Все бросились к раскрытым окнам веранды. В палисадник, среди цветочных клумб, уже приземлился на козе Тасе знаменитый городской летун.

Дети высыпали на крыльцо:

– Привет, Яник!

– Привет, дети! – воскликнул Янкель весело.

– Ты в гости?

– А разве не видно?

– А подарки привёз?

– Кто же ходит в гости без подарков?

– Где же они? – удивились дети.

– Сейчас увидите… – таинственно произнёс Янкель-Сирота.

Он протянул руку к Тасе, и стал что-то искать под её седой бородой. Однако, кроме конца верёвки, которая болталась на её шее, ничего другого не нашёл. Тогда Янкель-Сирота заглянул козе под крылья, но и там ничего не было. Изумлённый Янкель обратился к Тасе:

– Таисия-голубушка, а не потеряла ли ты его, случайно в полёте?!..

Коза тихо заблеяла, словно извиняясь.

– Неужели потеряла?!.. – с болью в голосе воскликнул Янкель.

Коза кивнула и стукнула о землю копытцем.

– Аяяяй! – огорчённо запричитал он. – Что же нам теперь делать?!

– Что она потеряла, что?! – с любопытством спросили дети.

– Ой, не говорите! – Янкель-Сирота горестно махнул рукой.

– Ну, скажи, Янкель! – дети спустились с крыльца и окружили их с Тасей.

– Волшебный колокольчик, вот что!..

– Волшебный?!

– Самый настоящий! – с грустью подтвердил Янкель-Сирота. – Когда он звенел в небе, ему звонко подпевали дожди, и звёзды падали с хрустальным звоном!.. А что теперь? Разве звёзды могут падать в тишине?.. А я? Кто я без него теперь?.. Никто! Потому что это был волшебный колокольчик, а сам я никакой не волшебник!..

Потрясённые этой новостью дети, стояли молча.
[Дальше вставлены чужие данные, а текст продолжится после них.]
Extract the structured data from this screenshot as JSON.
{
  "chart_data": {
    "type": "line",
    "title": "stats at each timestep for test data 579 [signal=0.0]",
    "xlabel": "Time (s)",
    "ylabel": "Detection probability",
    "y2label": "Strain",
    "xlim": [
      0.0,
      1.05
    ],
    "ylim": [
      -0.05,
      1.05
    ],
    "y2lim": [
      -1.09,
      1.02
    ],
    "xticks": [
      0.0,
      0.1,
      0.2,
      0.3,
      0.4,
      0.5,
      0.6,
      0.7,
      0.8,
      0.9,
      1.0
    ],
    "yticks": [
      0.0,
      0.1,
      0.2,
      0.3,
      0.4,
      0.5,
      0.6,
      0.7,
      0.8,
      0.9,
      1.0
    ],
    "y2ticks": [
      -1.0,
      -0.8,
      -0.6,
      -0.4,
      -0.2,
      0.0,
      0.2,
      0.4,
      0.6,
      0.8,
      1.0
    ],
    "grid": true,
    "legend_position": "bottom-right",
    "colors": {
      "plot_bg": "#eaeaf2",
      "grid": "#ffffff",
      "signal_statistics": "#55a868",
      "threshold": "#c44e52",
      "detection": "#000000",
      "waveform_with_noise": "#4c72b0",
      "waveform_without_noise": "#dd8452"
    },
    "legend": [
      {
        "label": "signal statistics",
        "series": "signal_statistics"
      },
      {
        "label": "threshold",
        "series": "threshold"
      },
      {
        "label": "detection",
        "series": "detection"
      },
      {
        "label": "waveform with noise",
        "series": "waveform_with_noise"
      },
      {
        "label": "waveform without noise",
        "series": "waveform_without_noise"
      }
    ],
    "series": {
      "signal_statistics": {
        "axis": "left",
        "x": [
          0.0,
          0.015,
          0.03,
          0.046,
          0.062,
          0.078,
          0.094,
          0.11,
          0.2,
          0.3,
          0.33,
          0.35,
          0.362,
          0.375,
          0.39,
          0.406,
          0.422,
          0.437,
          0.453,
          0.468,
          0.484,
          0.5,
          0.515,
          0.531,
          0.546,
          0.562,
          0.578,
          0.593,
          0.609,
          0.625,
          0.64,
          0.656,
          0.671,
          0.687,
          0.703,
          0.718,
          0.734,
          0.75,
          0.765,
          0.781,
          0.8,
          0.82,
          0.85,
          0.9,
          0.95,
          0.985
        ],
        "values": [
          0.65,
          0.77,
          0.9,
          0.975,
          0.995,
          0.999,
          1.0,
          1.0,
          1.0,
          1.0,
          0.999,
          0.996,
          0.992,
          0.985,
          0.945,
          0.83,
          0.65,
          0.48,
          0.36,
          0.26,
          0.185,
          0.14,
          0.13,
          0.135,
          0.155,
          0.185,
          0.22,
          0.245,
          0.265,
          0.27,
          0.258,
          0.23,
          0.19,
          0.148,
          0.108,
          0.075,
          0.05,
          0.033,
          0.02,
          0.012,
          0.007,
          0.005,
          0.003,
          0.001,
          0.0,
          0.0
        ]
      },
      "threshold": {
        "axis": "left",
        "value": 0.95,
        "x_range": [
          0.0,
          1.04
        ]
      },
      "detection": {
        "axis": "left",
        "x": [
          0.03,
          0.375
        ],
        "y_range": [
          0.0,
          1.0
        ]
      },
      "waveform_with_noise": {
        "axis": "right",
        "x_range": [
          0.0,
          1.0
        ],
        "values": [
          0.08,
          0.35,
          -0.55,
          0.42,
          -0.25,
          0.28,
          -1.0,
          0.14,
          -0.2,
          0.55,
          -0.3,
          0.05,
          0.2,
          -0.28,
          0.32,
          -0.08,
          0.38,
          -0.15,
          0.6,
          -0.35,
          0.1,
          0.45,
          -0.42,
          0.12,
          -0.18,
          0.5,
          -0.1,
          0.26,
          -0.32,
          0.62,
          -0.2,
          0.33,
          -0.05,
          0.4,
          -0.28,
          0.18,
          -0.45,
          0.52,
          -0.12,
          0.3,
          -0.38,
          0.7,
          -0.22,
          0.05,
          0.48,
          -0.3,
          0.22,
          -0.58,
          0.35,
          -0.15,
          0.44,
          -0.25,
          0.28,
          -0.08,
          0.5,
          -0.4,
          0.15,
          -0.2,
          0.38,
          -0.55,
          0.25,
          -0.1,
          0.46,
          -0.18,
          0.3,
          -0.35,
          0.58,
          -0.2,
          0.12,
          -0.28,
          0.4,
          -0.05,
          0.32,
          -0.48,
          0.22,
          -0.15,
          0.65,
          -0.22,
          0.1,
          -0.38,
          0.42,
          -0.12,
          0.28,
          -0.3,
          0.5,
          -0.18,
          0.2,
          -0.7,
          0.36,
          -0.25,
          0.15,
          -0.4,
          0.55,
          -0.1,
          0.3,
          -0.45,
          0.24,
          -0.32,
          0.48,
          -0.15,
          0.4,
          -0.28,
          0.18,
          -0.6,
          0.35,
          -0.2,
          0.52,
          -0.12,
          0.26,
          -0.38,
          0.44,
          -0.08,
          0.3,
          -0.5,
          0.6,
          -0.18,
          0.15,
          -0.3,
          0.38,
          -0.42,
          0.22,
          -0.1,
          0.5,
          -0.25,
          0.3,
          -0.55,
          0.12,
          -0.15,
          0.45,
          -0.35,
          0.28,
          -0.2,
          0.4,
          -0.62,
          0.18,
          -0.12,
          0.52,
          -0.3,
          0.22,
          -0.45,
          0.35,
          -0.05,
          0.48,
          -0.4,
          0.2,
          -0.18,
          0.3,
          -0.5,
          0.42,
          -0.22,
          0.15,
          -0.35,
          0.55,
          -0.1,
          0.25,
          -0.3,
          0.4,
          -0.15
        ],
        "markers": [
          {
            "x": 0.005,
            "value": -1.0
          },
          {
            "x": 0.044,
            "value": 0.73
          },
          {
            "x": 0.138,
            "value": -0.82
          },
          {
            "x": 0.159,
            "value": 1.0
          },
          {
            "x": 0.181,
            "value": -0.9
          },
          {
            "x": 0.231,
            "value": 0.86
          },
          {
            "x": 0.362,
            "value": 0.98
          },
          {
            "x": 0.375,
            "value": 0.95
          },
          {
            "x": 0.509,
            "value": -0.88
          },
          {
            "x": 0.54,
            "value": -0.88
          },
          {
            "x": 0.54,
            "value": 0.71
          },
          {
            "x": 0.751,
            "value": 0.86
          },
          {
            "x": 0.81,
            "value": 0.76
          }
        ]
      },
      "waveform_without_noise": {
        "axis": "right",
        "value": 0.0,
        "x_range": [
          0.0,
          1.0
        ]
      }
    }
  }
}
Для них было открытием, что дожди, оказывается, звенели, благодаря волшебному звону колокольчика, который болтался на шее у их летающей городской козы!

– Где же его искать?.. – спросила сердобольная Тата. – Может быть, все поищем?

– Где его найдёшь! – ответил Шурка. – Он мог свалиться куда угодно! На любую крышу.

– Ты прав, – вздохнул Янкель. – Искать бесполезно.

– Значит, его уже никогда-никогда не найти? – спросил Марик.

– Почему же не найти, – ответил Янкель. – В том месте, где он упал, вырастают цветы…

И не успел он закончить фразу, как на клумбе появились цветы колокольчики – белые, синие, всех цветов радуги! Они качались на тонких стеблях и громко звенели!..

И тут Янкель-Сирота широко улыбнулся:

– Гоп-ля! Выше, выше!Ест коза солому с крыши!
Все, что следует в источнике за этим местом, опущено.